А он, новый ханский мурза, робко стоит у притвора, хочет поднять руку для крестного знамения, но рука его падает бессильно: он слышит грозное проклятие, он знает, что это проклинают его – отступника от веры отцов.
Рыдания потрясают его грудь, он хочет в жаркой молитве принести покаяние, но его оглушает яростный рев толпы.
Он просыпается с влажными от слез глазами.
Кругом тихая ночь… Луч луны, проникший в палатку через откинутый полог, бросает свой свет на узор дорогого ковра, играет на осыпанной драгоценными камнями рукоятке татарской шашки.
Вспоминает бывший князь действительность, и он – грозный воин – плачет, как младенец, сокрыв свое лицо в мягкой атласной подушке.

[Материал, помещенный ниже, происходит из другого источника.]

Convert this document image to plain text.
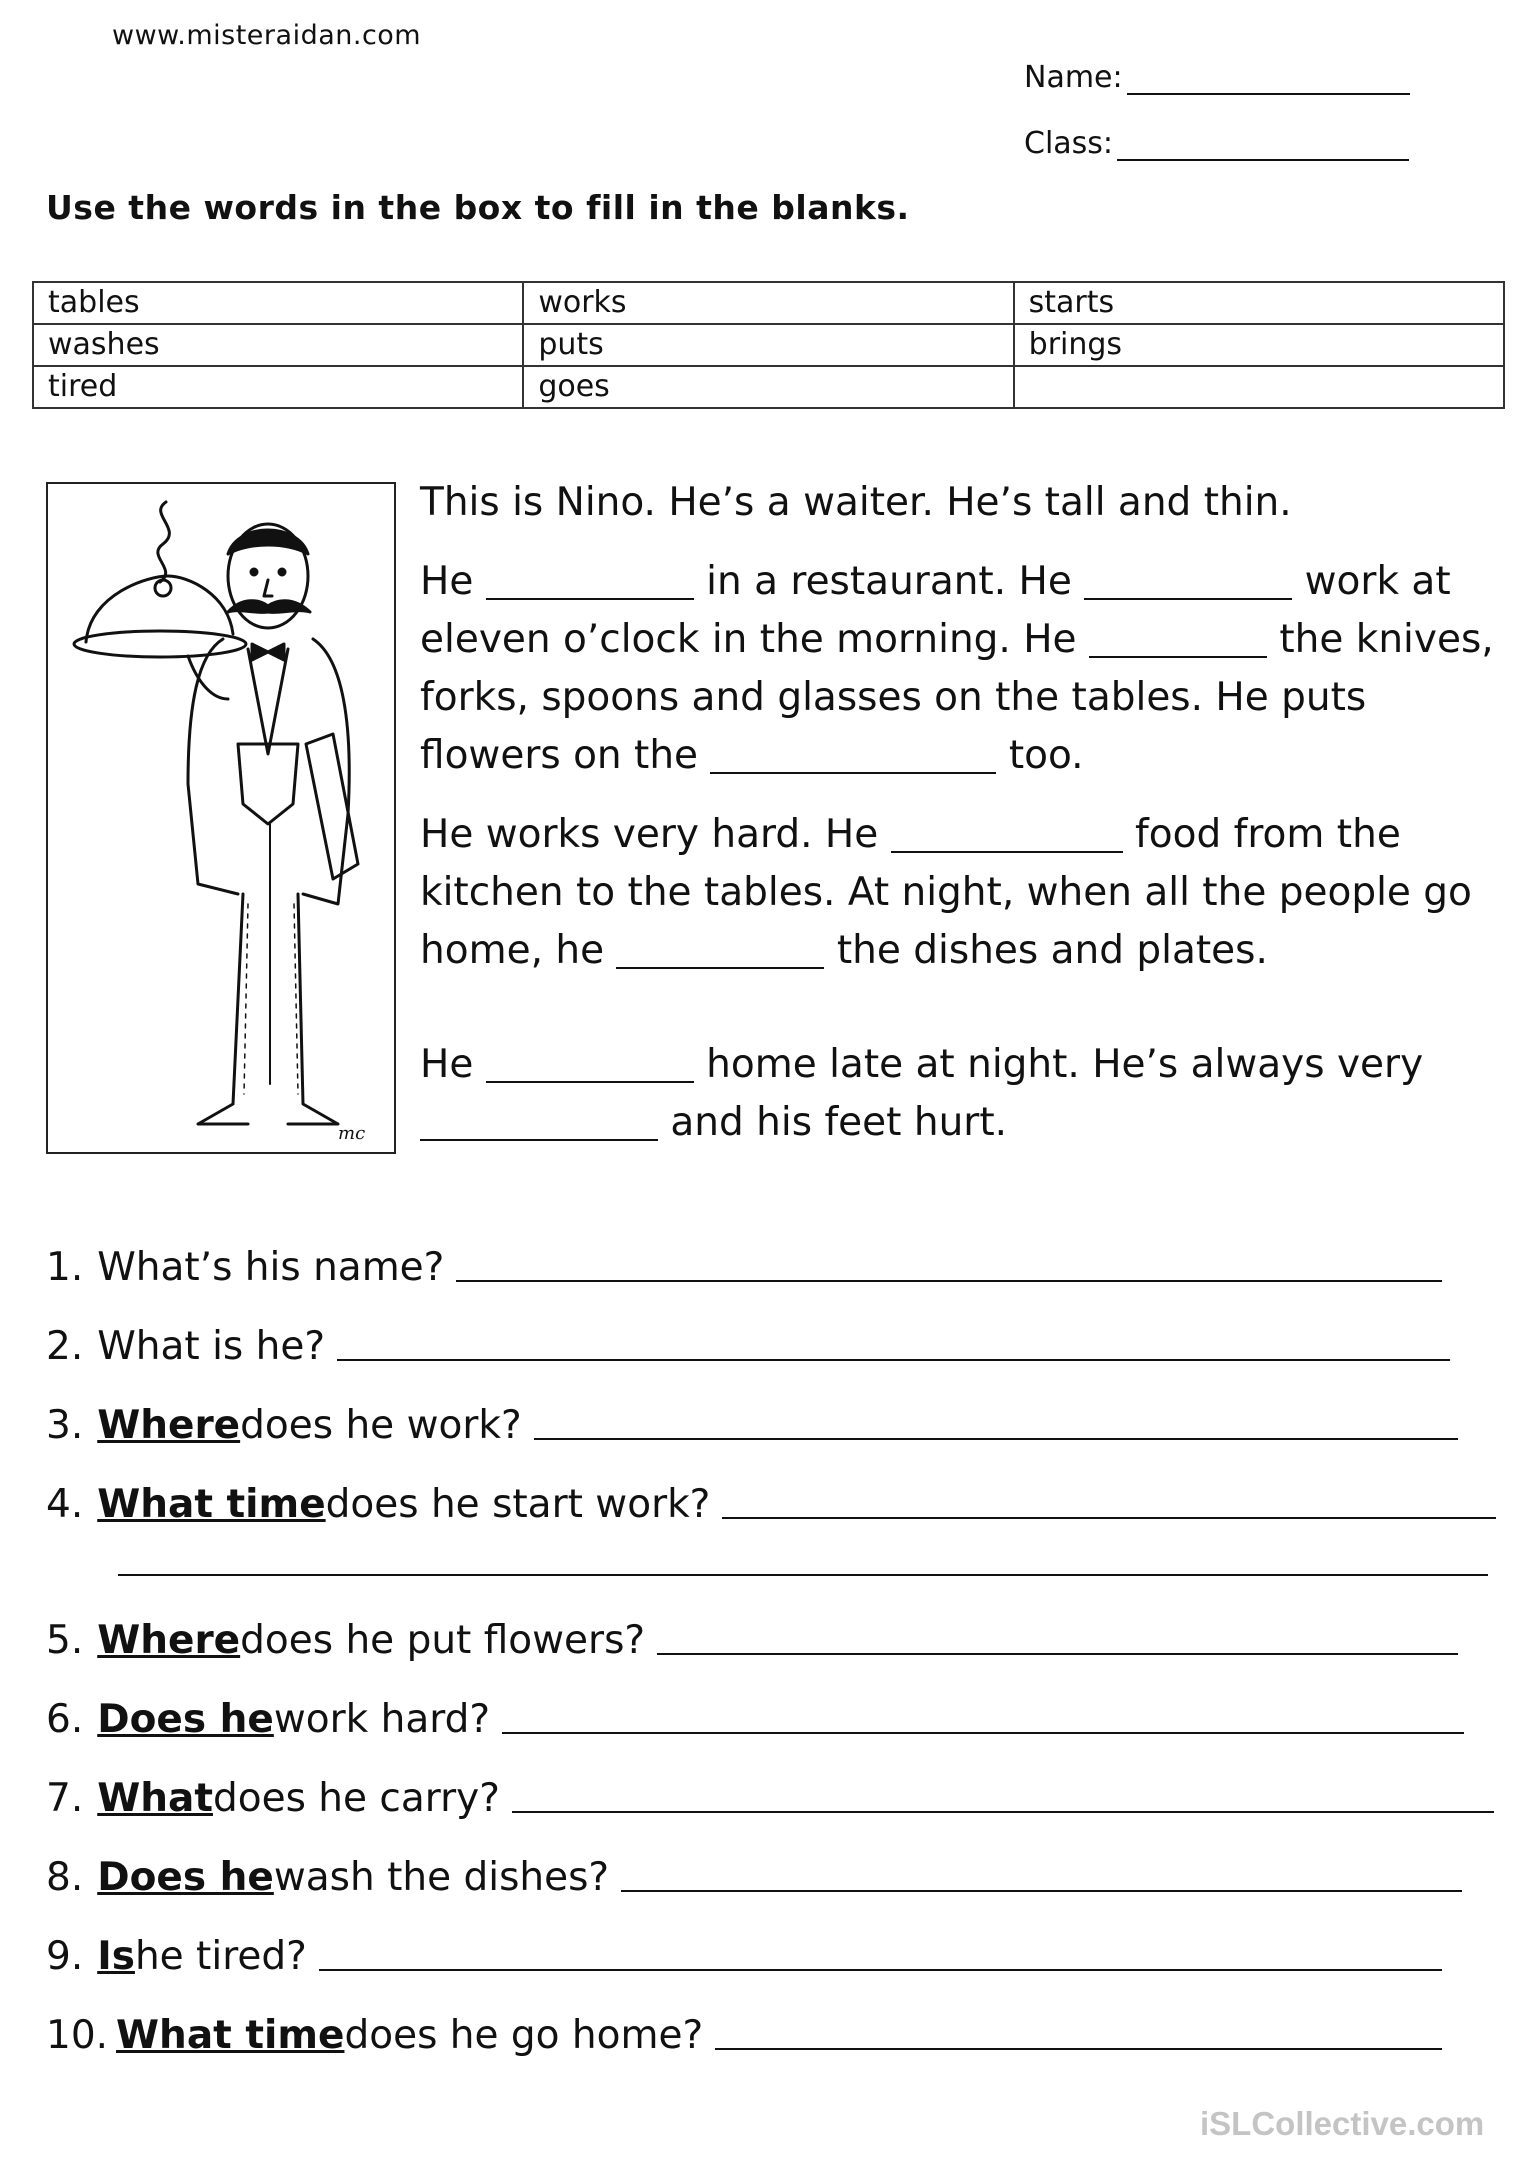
www.misteraidan.com
Name:
Class:
Use the words in the box to fill in the blanks.
tables	works	starts
washes	puts	brings
tired	goes	
mc

This is Nino. He’s a waiter. He’s tall and thin.

He	in a restaurant. He	work at
eleven o’clock in the morning. He	the knives,
forks, spoons and glasses on the tables. He puts
flowers on the	too.

He works very hard. He	food from the
kitchen to the tables. At night, when all the people go
home, he	the dishes and plates.

He	home late at night. He’s always very
and his feet hurt.

1. What’s his name?
2. What is he?
3. Where does he work?
4. What time does he start work?
5. Where does he put flowers?
6. Does he work hard?
7. What does he carry?
8. Does he wash the dishes?
9. Is he tired?
10. What time does he go home?
iSLCollective.com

А наступит день, прогонит свет солнца ночной кошмар, и снова суровый и спокойный несет мурза Алей-Бахмет смерть и разорение сотням христиан. И чем страшнее был кошмар, чем больше заставлял он изнывать ночью душу князя, тем жесточе Алей, тем более гибнет от руки его христиан, ненавистных ему, и нет пощады ни старцу седому, ни младенцу невинному.
Позднее все реже и реже стали появляться приступы раскаяния. Голос совести говорил все тише и тише и, наконец, замолк.
Мурза Алей-Бахмет, казалось, стал вполне счастливым: он был богат, знатен и любим. Он знал, что, когда, покрытый потом и грязью, усталый, вернется он домой с похода, его приветливо встретят два милых темных глаза, две белые руки обовьют шею, жаркий поцелуй почувствует он на своей щеке, и тихий голос промолвит: «Наконец-то вернулся ты, милый! Как ждала я тебя и тосковала в ожидании!»
И он забывал при этой ласке свою усталость, кровавые битвы и вражду. Весь мир для него был сокрыт в этих прекрасных очах, спокойствием веяло на него от них. Он спешил сбросить ненавистные ему в этот миг ратные, покрытые кровью доспехи и, опустившись на мягкий диван, отдыхал от трудов, покрывая поцелуями руки и лицо дорогой для него женщины.
Прошли годы, и еще больше счастья прибавилось мурзе Алею: два черноглазых мальчугана бегали и резвились в его обширном доме, оглашая его тишину веселым серебристым смехом.
По целым часам, бывало, любовался на них счастливый отец и смеялся, забавлялся вместе с ними, находя интерес в их детских играх.
– Отец! – кричал один. – Посмотри, не правда ли, я похож на грозного воина?
И ребенок, надев на себя тяжелый шлем отца и сгибаясь под его тяжестью, старался сердито нахмурить брови, чтобы придать свирепый вид своему нежному лицу.
– Батюшка! – хвастал другой. – Ты знаешь, я сегодня два раза объехал кругом весь наш сад на «Четырге», и так крепко держался на нем, что старый Сафа назвал меня славным наездником.
Отец знает, что «Четырг» – его старый конь – едва ноги волочит и никогда не сбросит ребенка. И грозный ханский мурза весело смеется, гладит черноволосую головку одного сына и хвалит другого за отвагу.
Привольно и радостно жилось бывшему князю Андрею Михайловичу в его новом отечестве. Забыл он Москву, и лишь порой, как сквозь сон, вспоминались ему лица бывших товарищей.
Он был доволен, счастлив; совесть его спала. Нужен был сильный толчок, чтобы пробудить ее.
Такой толчок не скоро, но нашелся и погубил грозного и жестокого ханского воина, мурзу Алея-Бахмета.